Here’s a question I often think about: how will we really make the changes necessary to stop global warming and start living sustainably? I certainly don’t do it myself on a consistent enough basis, although I try to.
Is it a big event that’s going to push me over the edge, making sustainability and carbon-neutrality the center of my life? Or is it going to be a small, ongoing process, not entirely decided by my own actions but a combination of what I buy and the choices available to me actually changing?
Elizabeth Kolbert talked about these things brilliantly in her article “What’s Wrong With Eco-Stunts” in the New Yorker last year. Small changes in one’s day-to-day life are one thing, but they’re full of compromises that blunt the effectiveness of the entire enterprise (or so goes her argument — read the article, though. It’s fantastic.)
Letting Other Things Make Smarter Decisions For Us
One way that massive changes might be enacted on a small scale is through the kind of thinking that informs a book like Cass Sustein’s Nudge, where little “nudges” in the right direction, from outside influences, can make a huge difference.
Sustein uses examples like companies requiring employees to “opt out” of beneficial programs rather than offering them — suggesting that humans aren’t so rational when it comes to choosing what’s best for them.

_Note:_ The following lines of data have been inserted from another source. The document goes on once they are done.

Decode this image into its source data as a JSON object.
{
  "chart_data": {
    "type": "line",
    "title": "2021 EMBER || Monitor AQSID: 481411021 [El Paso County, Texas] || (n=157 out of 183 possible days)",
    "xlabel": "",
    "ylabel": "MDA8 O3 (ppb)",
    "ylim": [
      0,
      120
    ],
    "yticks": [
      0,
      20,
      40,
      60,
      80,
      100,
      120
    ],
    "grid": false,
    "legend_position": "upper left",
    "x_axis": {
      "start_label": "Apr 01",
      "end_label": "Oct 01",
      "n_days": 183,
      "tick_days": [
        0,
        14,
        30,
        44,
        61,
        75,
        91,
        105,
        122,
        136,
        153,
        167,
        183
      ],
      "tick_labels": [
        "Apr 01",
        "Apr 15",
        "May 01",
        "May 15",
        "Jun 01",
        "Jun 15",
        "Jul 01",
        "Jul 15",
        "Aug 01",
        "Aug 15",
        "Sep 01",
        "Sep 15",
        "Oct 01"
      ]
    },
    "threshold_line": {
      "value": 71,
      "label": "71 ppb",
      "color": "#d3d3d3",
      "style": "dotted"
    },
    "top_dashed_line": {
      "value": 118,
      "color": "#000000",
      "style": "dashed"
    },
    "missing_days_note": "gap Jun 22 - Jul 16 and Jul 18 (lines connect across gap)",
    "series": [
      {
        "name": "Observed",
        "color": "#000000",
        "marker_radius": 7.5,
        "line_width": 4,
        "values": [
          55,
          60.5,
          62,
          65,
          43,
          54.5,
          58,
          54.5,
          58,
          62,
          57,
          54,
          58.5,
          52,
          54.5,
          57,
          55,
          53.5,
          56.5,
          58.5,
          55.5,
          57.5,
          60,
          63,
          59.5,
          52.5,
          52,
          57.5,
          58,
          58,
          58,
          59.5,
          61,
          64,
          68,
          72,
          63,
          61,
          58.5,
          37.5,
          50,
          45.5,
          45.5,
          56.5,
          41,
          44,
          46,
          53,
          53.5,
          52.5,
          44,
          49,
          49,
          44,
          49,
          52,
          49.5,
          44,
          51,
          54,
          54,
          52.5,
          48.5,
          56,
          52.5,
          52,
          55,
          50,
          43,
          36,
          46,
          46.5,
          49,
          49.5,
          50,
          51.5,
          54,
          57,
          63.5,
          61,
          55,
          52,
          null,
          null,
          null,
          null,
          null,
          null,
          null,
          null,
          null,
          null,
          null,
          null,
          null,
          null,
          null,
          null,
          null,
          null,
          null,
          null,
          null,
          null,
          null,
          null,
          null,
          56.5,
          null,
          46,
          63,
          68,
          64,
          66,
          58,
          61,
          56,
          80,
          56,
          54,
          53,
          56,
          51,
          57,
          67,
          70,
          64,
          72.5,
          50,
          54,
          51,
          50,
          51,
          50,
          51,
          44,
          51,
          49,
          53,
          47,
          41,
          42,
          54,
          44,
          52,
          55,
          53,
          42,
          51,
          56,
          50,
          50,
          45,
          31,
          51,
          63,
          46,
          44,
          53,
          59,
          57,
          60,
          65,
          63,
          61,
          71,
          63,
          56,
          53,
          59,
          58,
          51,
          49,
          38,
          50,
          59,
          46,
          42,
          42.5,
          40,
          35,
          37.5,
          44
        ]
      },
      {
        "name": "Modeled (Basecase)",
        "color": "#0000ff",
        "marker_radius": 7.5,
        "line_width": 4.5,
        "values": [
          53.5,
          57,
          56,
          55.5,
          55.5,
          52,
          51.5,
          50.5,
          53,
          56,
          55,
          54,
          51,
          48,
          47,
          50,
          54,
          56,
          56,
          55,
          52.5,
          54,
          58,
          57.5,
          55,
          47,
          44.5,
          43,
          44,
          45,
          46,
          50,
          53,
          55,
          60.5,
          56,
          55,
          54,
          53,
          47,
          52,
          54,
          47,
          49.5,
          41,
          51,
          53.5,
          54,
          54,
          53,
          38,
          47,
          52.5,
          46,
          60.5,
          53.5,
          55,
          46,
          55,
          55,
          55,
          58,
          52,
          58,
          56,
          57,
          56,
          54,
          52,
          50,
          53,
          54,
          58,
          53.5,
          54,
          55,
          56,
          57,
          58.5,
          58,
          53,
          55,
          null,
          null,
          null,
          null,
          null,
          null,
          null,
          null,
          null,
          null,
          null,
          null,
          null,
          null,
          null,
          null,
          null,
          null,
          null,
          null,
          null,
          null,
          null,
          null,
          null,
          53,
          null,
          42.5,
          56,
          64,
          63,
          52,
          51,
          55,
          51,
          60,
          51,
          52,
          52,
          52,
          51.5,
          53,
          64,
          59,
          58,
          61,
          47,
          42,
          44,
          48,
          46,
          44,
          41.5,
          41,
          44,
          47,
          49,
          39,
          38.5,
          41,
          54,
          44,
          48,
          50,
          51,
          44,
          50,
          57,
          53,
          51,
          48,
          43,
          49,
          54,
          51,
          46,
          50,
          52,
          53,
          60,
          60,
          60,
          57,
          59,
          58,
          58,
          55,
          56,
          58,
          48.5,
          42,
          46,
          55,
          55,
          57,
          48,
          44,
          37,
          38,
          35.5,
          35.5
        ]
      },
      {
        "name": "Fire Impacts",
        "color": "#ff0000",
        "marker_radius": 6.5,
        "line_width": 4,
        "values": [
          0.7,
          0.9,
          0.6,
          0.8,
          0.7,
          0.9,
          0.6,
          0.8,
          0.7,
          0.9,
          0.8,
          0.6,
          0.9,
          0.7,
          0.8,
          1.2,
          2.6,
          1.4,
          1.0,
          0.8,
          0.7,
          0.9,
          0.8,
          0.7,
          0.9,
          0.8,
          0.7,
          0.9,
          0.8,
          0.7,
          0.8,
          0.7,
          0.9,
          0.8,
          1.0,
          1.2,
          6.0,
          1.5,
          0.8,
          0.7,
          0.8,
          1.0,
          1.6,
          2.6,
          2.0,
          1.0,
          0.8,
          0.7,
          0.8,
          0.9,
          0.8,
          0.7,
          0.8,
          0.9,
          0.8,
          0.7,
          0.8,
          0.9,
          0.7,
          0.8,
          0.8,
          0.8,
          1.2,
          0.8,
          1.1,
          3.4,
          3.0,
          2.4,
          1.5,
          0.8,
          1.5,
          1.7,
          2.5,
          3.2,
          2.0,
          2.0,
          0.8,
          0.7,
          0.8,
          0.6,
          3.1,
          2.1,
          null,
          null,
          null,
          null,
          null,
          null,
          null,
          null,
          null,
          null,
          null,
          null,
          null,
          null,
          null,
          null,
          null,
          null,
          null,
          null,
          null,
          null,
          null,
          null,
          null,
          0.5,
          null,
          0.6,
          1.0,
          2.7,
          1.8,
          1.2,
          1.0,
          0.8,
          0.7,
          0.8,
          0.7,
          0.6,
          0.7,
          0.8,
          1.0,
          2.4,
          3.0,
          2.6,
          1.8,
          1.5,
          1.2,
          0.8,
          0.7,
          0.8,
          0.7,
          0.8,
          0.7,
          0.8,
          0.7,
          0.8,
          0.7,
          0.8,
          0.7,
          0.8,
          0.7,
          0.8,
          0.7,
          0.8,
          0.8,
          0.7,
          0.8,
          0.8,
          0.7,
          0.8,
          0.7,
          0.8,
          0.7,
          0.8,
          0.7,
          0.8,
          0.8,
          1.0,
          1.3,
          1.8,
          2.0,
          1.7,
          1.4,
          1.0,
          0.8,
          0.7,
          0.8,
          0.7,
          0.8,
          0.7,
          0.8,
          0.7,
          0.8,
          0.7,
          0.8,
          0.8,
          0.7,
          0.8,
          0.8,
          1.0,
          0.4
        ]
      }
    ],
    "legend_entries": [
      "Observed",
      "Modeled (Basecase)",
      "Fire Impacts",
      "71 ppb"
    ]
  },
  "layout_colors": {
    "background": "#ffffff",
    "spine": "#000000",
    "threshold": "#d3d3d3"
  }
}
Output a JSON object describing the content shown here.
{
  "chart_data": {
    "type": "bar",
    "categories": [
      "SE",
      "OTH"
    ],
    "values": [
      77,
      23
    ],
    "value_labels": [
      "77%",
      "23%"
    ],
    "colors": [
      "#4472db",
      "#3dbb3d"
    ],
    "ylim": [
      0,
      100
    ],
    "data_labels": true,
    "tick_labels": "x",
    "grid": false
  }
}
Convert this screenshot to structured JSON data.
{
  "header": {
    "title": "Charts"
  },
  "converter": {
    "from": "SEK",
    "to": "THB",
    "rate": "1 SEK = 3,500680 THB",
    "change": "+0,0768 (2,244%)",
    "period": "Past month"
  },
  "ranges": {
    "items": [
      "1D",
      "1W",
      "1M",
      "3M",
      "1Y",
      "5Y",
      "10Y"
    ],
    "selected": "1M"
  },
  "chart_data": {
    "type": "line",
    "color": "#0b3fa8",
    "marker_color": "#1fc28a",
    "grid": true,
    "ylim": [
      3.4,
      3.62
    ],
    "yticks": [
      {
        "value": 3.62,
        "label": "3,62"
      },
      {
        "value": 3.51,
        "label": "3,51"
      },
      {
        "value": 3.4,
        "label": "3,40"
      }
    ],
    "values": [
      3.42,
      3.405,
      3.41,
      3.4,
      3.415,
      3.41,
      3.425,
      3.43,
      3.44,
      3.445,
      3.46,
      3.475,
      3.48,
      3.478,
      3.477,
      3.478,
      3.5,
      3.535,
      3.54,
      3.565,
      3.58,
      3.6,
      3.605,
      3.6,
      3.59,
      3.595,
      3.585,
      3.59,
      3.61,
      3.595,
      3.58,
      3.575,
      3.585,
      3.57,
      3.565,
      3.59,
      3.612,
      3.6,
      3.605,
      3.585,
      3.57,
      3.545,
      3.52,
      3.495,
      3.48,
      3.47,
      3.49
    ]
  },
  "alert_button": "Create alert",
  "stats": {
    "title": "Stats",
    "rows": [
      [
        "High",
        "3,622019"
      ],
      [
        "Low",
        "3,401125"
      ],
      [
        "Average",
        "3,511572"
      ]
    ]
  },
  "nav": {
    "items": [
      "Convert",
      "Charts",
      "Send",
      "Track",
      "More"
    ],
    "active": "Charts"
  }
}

I tend to agree on a gut level with this philosophy — I know there are plenty of things I could be doing to improve my life and the life of the planet, but I either forget to do them, do them wrong and blunt their effectiveness, or just don’t keep track of them all.
Smarter Devices
Strangely enough, this idea struck me while I was looking at a recent article about something as seemingly unimportant as a cellphone charger.
The only difference between this and plenty of other chargers is that here is a USB-based wall charger that doesn’t pull power from the socket when it’s not charging a phone. Seems like a tiny thing, but if you multiply the number of people who leave their cellphone chargers plugged in all the time, these “vampire devices” add up to a lot of wasted electricity.
Multiply This Out, Several Times
It’s a tiny decision that, when multiplied exponentially, and combined with hundreds of other little decisions like it, could make a big difference in how we use energy. And it’s one that I don’t really have to make — the device made it for me.
Kolbert suggests we should spend our time organizing political initiatives and doing higher-level environmental work instead of worrying about cellphone chargers pulling energy from the wall — these small steps, while important, are not going to be enough to turn things around.
And every time I hear about a device that takes away a potential energy-wasting circumstance from me, switching one small aspect of my life to a default “off” position — it makes me a little bit happier.